Senador sofre primeira derrota no PT estadual
Humberto Costa defendia dentro do PT a volta do partido à Frente Popular
O PT pernambucano está tão fragilizado após a saída de João Paulo dos quadros do partido que ficou sem poder de fogo até para negociar uma aliança com o PSB visando às próximas eleições, como era desejo do senador Humberto Costa. Aliás, o líder da Oposição no Senado acaba de sofrer internamente uma grande derrota. O partido aprovou uma resolução pela qual deve ter o seu próprio candidato ao Governo do Estado. O nome será conhecido até o próximo mês de maio. Era desejo do senador oferecer o apoio do seu partido ao governador Paulo Câmara em troca de sua candidatura à reeleição na chapa da Frente Popular. Só que, minoritário hoje no partido, que perdeu vários quadros para o PCdoB, entre eles o ex-prefeito do Recife, o senador terá que conviver agora com uma situação que não estava nos seus planos: apoiar um desses três pré-candidatos ao Palácio do Campo das Princesas: a vereadora Marília Arraes, o deputado Odacy Amorim ou o militante José de Oliveira. Se voltasse à Frente Popular, o PT caminharia sem sua base sindical representada pela CUT, Fetape (Federação dos Trabalhadores na Agricultura) e Sintepe (Sindicato dos Trabalhadores em Educação). Agora, a luta do senador será pela sua sobrevivência política. Como não tem mais bases para concorrer à reeleição, resta-lhe a opção de lutar por um mandato de deputado federal, já que o PT-PE não tem nenhum.
Que danado é isto?
O povão não sabe o que o é “tríplex”, nem “corrupção passiva” e nem “lavagem de dinheiro”, por isso começa a crer na versão petista de que Lula foi “injustiçado” ao ser condenado pela Justiça a 12 anos e 30 dias de prisão. Essa é a principal razão pela qual o ex-presidente continua com a popularidade em alta no Nordeste. Tem hoje na região 51% de intenções de voto.
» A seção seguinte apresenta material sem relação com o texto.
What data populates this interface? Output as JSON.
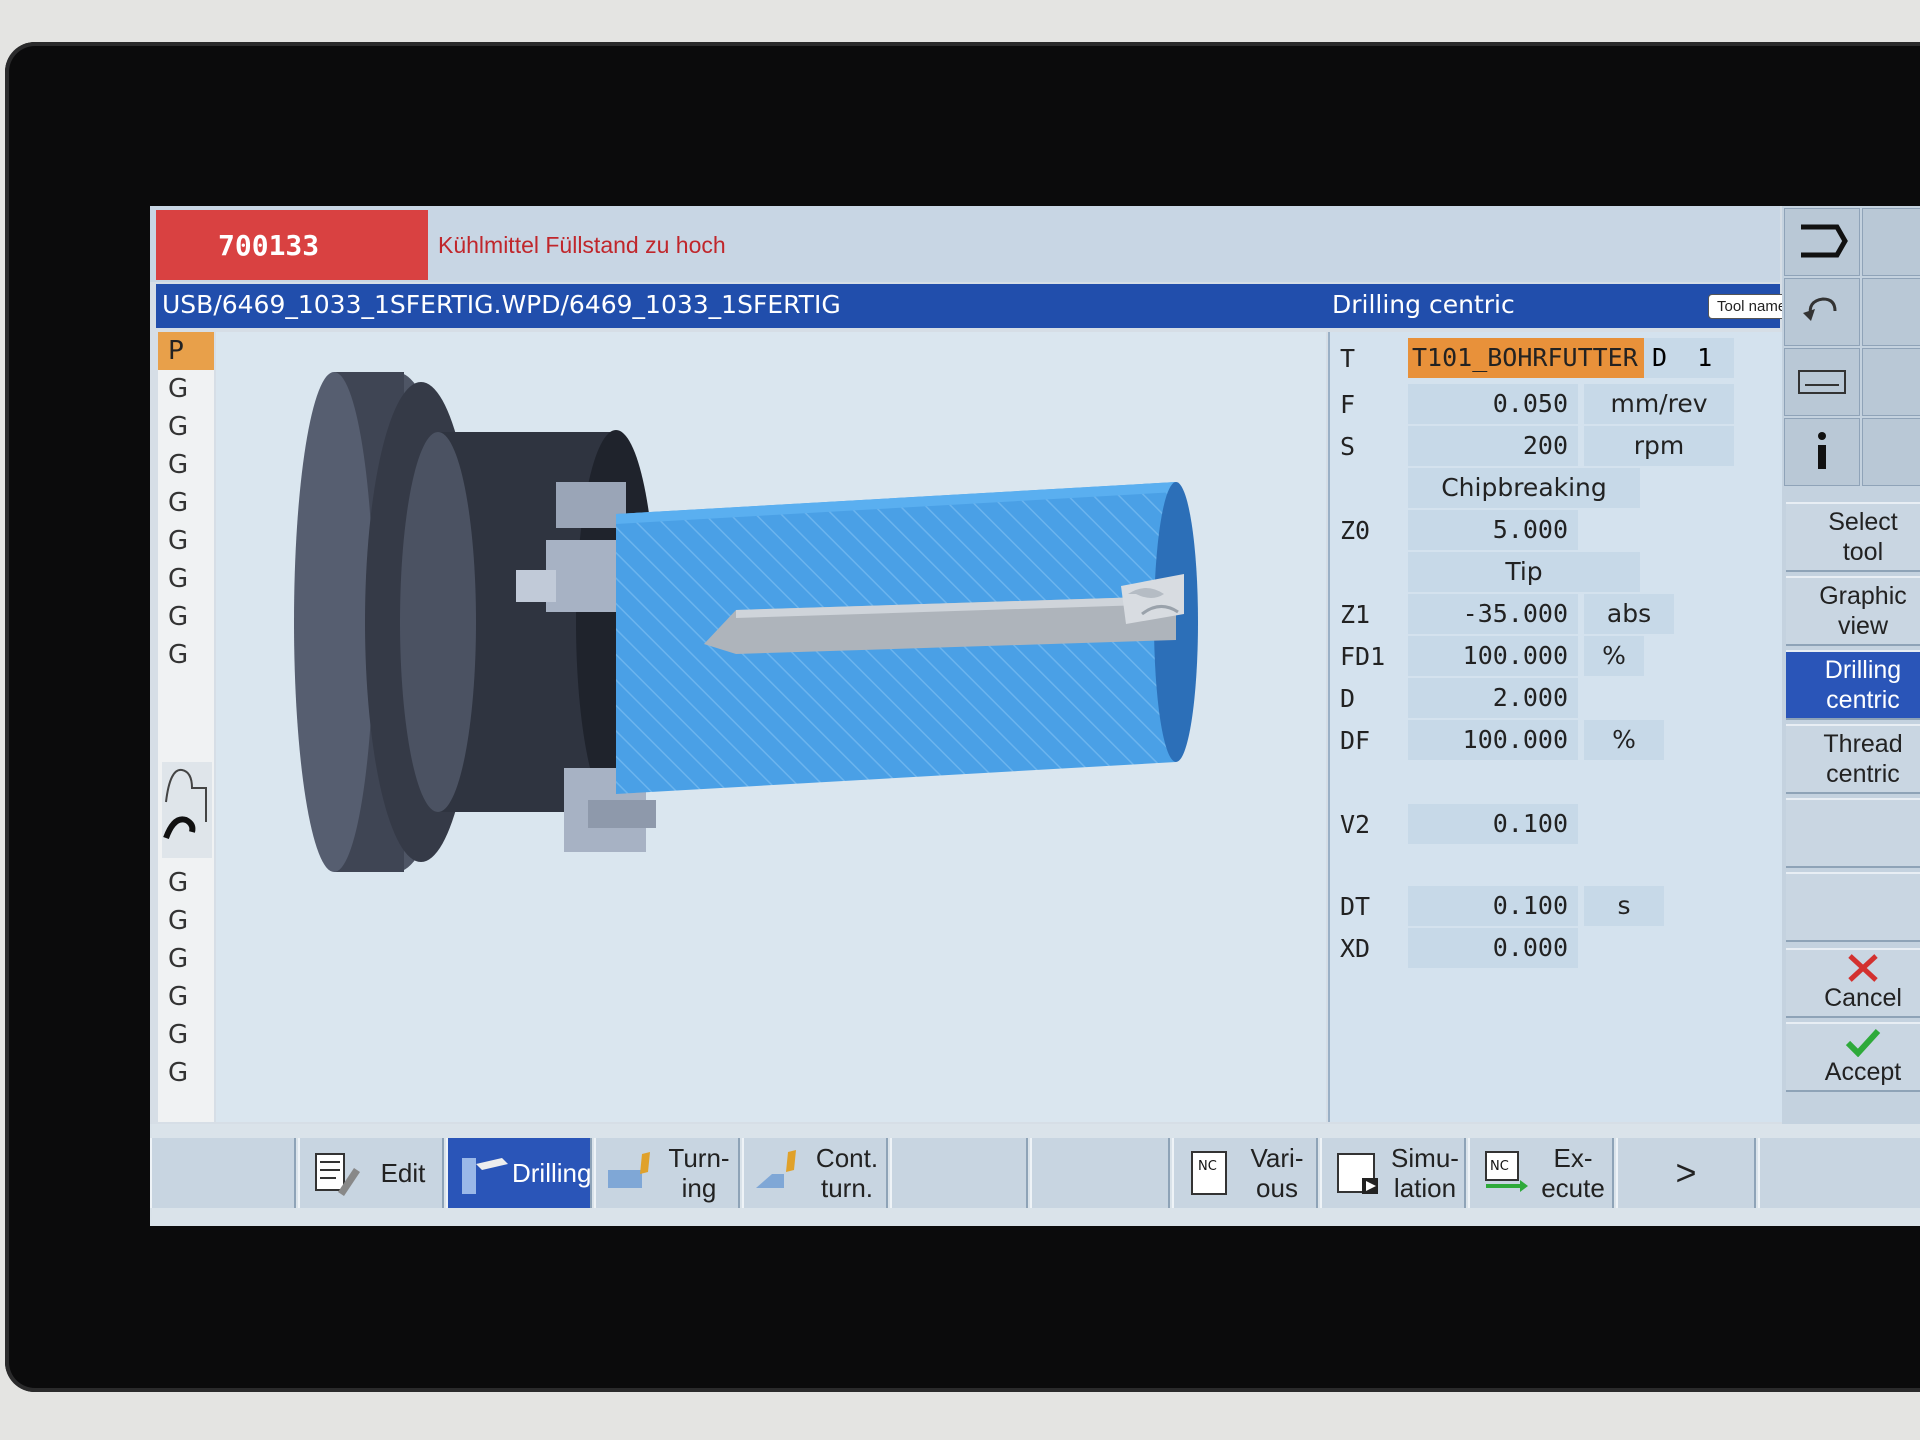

Bodas de prata > A Inspetoria do TCE em Garanhuns completa hoje 25 anos e haverá comemoração com a presença do presidente Marcos Loreto. O edifício foi batizado com o nome de José da Costa Porto, ilustre pernambucano de Canhotinho que foi constituinte em 46, ministro da Agricultura de Café Filho e presidente do BNB.
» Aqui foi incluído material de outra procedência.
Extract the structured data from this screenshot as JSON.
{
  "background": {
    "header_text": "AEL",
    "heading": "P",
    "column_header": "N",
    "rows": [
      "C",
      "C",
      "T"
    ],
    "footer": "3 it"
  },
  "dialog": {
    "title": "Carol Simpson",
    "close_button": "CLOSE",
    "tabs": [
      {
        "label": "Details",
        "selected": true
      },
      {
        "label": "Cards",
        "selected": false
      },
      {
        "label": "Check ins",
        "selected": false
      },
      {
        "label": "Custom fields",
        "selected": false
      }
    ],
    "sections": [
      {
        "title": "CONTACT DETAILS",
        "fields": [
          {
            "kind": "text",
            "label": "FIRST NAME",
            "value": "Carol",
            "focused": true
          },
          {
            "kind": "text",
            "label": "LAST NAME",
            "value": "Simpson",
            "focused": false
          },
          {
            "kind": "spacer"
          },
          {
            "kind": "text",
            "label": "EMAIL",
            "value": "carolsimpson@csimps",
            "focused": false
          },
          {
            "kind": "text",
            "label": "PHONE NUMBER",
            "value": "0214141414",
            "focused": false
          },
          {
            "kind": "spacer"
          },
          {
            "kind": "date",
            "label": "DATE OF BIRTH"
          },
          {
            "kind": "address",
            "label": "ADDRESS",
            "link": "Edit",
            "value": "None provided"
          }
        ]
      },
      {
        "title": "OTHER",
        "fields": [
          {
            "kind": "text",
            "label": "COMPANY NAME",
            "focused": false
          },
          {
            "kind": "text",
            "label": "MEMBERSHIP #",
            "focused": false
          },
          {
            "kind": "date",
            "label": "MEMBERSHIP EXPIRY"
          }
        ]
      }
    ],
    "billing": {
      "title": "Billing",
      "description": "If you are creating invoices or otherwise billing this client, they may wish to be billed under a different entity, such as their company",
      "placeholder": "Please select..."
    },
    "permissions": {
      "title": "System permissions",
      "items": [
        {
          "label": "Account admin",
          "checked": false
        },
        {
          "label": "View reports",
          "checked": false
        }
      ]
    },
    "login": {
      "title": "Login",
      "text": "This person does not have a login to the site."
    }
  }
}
Todos por um > Raul Henry (MDB) acredita que o palanque de Paulo Câmara (PSB) terá cerca de 20 partidos, cada um deles como seu “projeto nacional”. PDT com Ciro Gomes, PCdo B com Manuela D’Ávilla, PSD com Geraldo Alckmin, PSB com Joaquim Barbosa, e assim por diante.
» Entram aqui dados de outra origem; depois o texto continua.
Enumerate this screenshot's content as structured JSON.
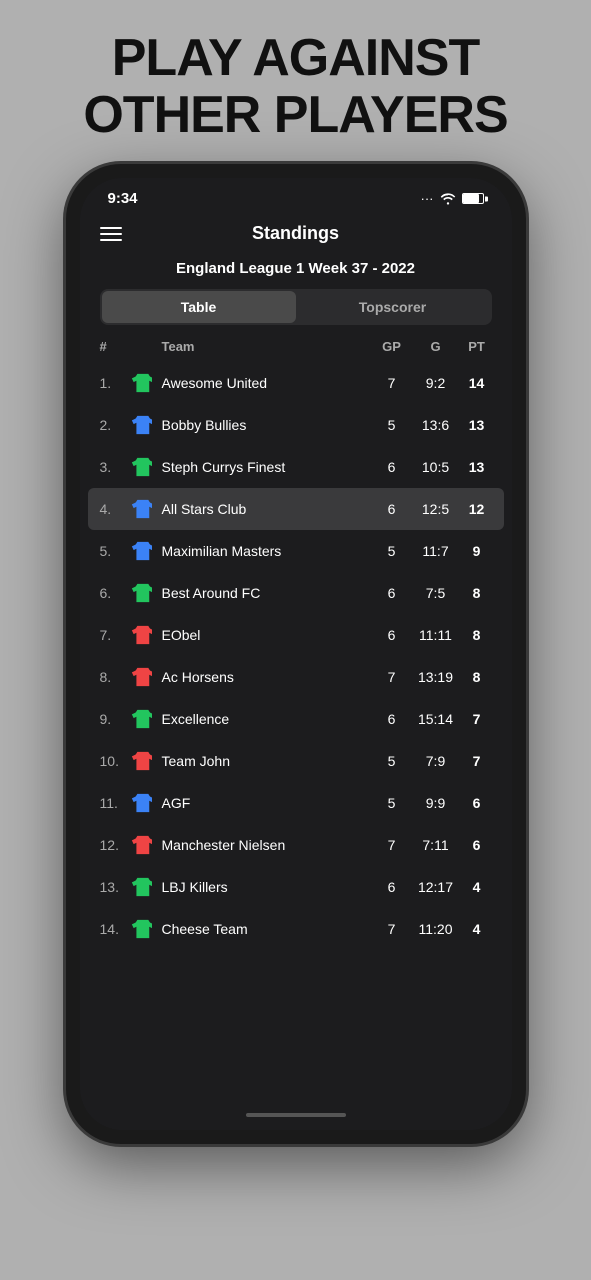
{
  "headline": {
    "line1": "PLAY AGAINST",
    "line2": "OTHER PLAYERS"
  },
  "status_bar": {
    "time": "9:34",
    "dots": "···",
    "wifi": "wifi",
    "battery": "battery"
  },
  "app": {
    "title": "Standings",
    "league": "England League 1 Week 37 - 2022",
    "tabs": [
      {
        "label": "Table",
        "active": true
      },
      {
        "label": "Topscorer",
        "active": false
      }
    ],
    "table_headers": {
      "rank": "#",
      "team": "Team",
      "gp": "GP",
      "g": "G",
      "pt": "PT"
    },
    "rows": [
      {
        "rank": "1.",
        "name": "Awesome United",
        "color": "green",
        "gp": "7",
        "g": "9:2",
        "pt": "14",
        "highlighted": false
      },
      {
        "rank": "2.",
        "name": "Bobby Bullies",
        "color": "blue",
        "gp": "5",
        "g": "13:6",
        "pt": "13",
        "highlighted": false
      },
      {
        "rank": "3.",
        "name": "Steph Currys Finest",
        "color": "green",
        "gp": "6",
        "g": "10:5",
        "pt": "13",
        "highlighted": false
      },
      {
        "rank": "4.",
        "name": "All Stars Club",
        "color": "blue",
        "gp": "6",
        "g": "12:5",
        "pt": "12",
        "highlighted": true
      },
      {
        "rank": "5.",
        "name": "Maximilian Masters",
        "color": "blue",
        "gp": "5",
        "g": "11:7",
        "pt": "9",
        "highlighted": false
      },
      {
        "rank": "6.",
        "name": "Best Around FC",
        "color": "green",
        "gp": "6",
        "g": "7:5",
        "pt": "8",
        "highlighted": false
      },
      {
        "rank": "7.",
        "name": "EObel",
        "color": "red",
        "gp": "6",
        "g": "11:11",
        "pt": "8",
        "highlighted": false
      },
      {
        "rank": "8.",
        "name": "Ac Horsens",
        "color": "red",
        "gp": "7",
        "g": "13:19",
        "pt": "8",
        "highlighted": false
      },
      {
        "rank": "9.",
        "name": "Excellence",
        "color": "green",
        "gp": "6",
        "g": "15:14",
        "pt": "7",
        "highlighted": false
      },
      {
        "rank": "10.",
        "name": "Team John",
        "color": "red",
        "gp": "5",
        "g": "7:9",
        "pt": "7",
        "highlighted": false
      },
      {
        "rank": "11.",
        "name": "AGF",
        "color": "blue",
        "gp": "5",
        "g": "9:9",
        "pt": "6",
        "highlighted": false
      },
      {
        "rank": "12.",
        "name": "Manchester Nielsen",
        "color": "red",
        "gp": "7",
        "g": "7:11",
        "pt": "6",
        "highlighted": false
      },
      {
        "rank": "13.",
        "name": "LBJ Killers",
        "color": "green",
        "gp": "6",
        "g": "12:17",
        "pt": "4",
        "highlighted": false
      },
      {
        "rank": "14.",
        "name": "Cheese Team",
        "color": "green",
        "gp": "7",
        "g": "11:20",
        "pt": "4",
        "highlighted": false
      }
    ]
  }
}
Coisa estranha > Só no Brasil acontece isto. Joaquim Barbosa (ex-STF) foi atraído para o PSB para ser candidato a presidente da República, mas não conhece sequer todos os membros da direção do partido. Vai haver reunião específica
para que ele seja “apresentado”.
É triste > Como disse FHC, ninguém deveria se alegrar com a prisão de Lula, o maior líder popular do Brasil nos últimos 50 anos. Diga-se o mesmo sobre Aécio Neves (PSDB), que virou réu no STF após ter recebido 50 milhões de votos para presidente da República em 2014.
Em silêncio > Os deputados Antonio Moraes, Ricardo Costa e Roberta Arraes migraram para o PP, por acharem que nesse partido será mais fácil lutar pela reeleição. Eles tinham a cara do PSDB, MDB e PSB, respectivamente. Coisas da nossa política!